Anne Frank, who perished in the Bergen-Belsen concentration camp just before British troops “liberated” the skeletal survivors, penned these words in her diary: “I keep my ideals because in spite of everything, I still believe that people are really good at heart.”

But even as millions of tourists stream into Anne’s hiding place in Amsterdam, Dutch Jews who openly display their Jewishness find themselves under assault. Chief Rabbi Benjamin Jacobs, who sports a long beard and kippah, laments, “Forty years ago when I came to Holland it never, ever happened that someone would call me in the street a dirty Jew or curse me because I am visibly Jewish,” but now it is a regular occurrence.

Down the street from the Anne Frank House, many young Muslim students refuse to sit through lessons about the Shoah, mock Anne Frank and even spout on national TV that “Hitler should have finished the job.”

Last summer the streets of Berlin and Frankfurt echoed those sentiments at pro-Hamas rallies with chants of “Hitler was right” and “All Jews to the gas.” Despite the strongest anti-hate laws in Europe, German authorities took no action.
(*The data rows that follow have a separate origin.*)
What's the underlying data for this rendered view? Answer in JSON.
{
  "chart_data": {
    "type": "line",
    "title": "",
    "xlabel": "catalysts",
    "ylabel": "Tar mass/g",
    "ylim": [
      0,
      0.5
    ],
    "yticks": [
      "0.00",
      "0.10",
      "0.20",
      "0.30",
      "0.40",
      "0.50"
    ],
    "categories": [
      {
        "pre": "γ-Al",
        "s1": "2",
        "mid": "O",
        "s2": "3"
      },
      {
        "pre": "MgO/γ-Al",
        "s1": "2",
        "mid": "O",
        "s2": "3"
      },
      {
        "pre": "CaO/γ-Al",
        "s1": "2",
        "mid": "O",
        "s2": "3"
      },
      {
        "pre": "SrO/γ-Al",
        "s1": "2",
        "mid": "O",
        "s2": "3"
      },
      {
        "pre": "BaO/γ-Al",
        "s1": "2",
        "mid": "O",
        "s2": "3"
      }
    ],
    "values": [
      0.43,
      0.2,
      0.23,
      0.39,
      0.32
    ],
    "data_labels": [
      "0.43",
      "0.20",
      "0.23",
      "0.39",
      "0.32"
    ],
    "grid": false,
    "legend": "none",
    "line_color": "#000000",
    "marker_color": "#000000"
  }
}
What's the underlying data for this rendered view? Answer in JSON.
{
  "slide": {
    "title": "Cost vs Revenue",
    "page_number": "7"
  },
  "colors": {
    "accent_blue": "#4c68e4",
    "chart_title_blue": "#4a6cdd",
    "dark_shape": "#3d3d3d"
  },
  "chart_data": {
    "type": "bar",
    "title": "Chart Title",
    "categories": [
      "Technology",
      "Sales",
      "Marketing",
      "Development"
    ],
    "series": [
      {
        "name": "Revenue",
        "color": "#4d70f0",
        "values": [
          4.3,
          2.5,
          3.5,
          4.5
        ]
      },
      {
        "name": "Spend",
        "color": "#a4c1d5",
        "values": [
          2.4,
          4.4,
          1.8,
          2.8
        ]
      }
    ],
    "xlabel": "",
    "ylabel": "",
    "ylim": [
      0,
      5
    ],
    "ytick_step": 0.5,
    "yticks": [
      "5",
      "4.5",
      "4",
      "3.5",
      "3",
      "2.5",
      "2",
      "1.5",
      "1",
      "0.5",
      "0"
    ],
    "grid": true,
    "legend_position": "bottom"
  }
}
This Yom HaShoah, Jews cry not only over past martyrdom, but also to mourn the growing number of European Jews killed by Islamist terrorists: a rabbi and 8-year old girl executed on a Jewish school playground; a volunteer guard gunned down at the entrance to a Copenhagen synagogue where a bat mitzvah celebration was taking place; four Jewish shoppers slaughtered at a kosher supermarket in Paris; and four people killed outside the Jewish Museum in Brussels.

It is true that today’s terror is different. It is not launched by a government but by transnational, theologically fueled terrorists. Increasingly, however, many European Jews are feeling the frigid chill of apathy, the type of which encouraged Hitler in the 1930s and paved the way for the genocide of the 1940s.

This Yom HaShoah, community leaders wonder what good is it to have politicians shed a ceremonial tear for dead Jews when they don’t take steps to protect live ones.

On May 8, President Obama and other world leaders will travel to Germany to mark the 70th anniversary of the end of the Nazi tyranny. Many eloquent words and symbolic-rich moments will be beamed around the globe.  But Holocaust survivors and world Jewry would give it all up — for the following words from President Obama, Chancellor Angela Merkel, Prime Minister David Cameron and President Vladimir Putin to the Ayatollah Khamenei:

“On the 70th anniversary of the end of World War II and the Nazi Holocaust, the P5+1 will sign no nuclear deal, will end no sanctions unless and until you publicly end your stated goal of annihilating the Jewish state of Israel.”

Which brings us to the first document signed by Hitler: It was in 1919, when he was still in the German army and was assigned to present an analysis of the Jews, who, despite serving Germany loyally during the war, were already being scapegoated for “stabbing Germany in the back.” In a lengthy “analysis” Hitler typed and signed, he wrote:

“Anti-Semitism stemming from purely emotive reasons will always find its expression in the form of pogroms. But anti-Semitism based on reason must lead to the systematic legal combating and removal of the rights of the Jew, which he alone of the foreigners living among us possesses (legislation to make them aliens). Its final aim, however, must be the uncompromising removal of the Jews altogether. Both are possible only under a government of national strength, never under a government of national impotence.”

No one took the unknown corporal seriously. Later, the world dismissed his “Mein Kampf” as bombast and in 1938 embraced the promise of “peace in our time” despite the evidence that Hitler was preparing for war. The next year, Hitler launched World War II and his genocide against the Jewish people.

Recently, Israeli Prime Minister Benjamin Netanyahu visited the Simon Wiesenthal Center’s Museum of Tolerance, where he read the original 1919 letter.  The world’s failure to take on Hitler’s Jew-hatred then is the key to understanding Bibi’s and our refusal now to believe any spin that the ayatollah’s anti-Semitic threats are mere posturing.

It’s not too late for President Obama to break the silence. Now is the perfect time to signal the Iranians that never again means never again.

 

Rabbi Abraham Cooper is the associate dean of the Simon Wiesenthal Center.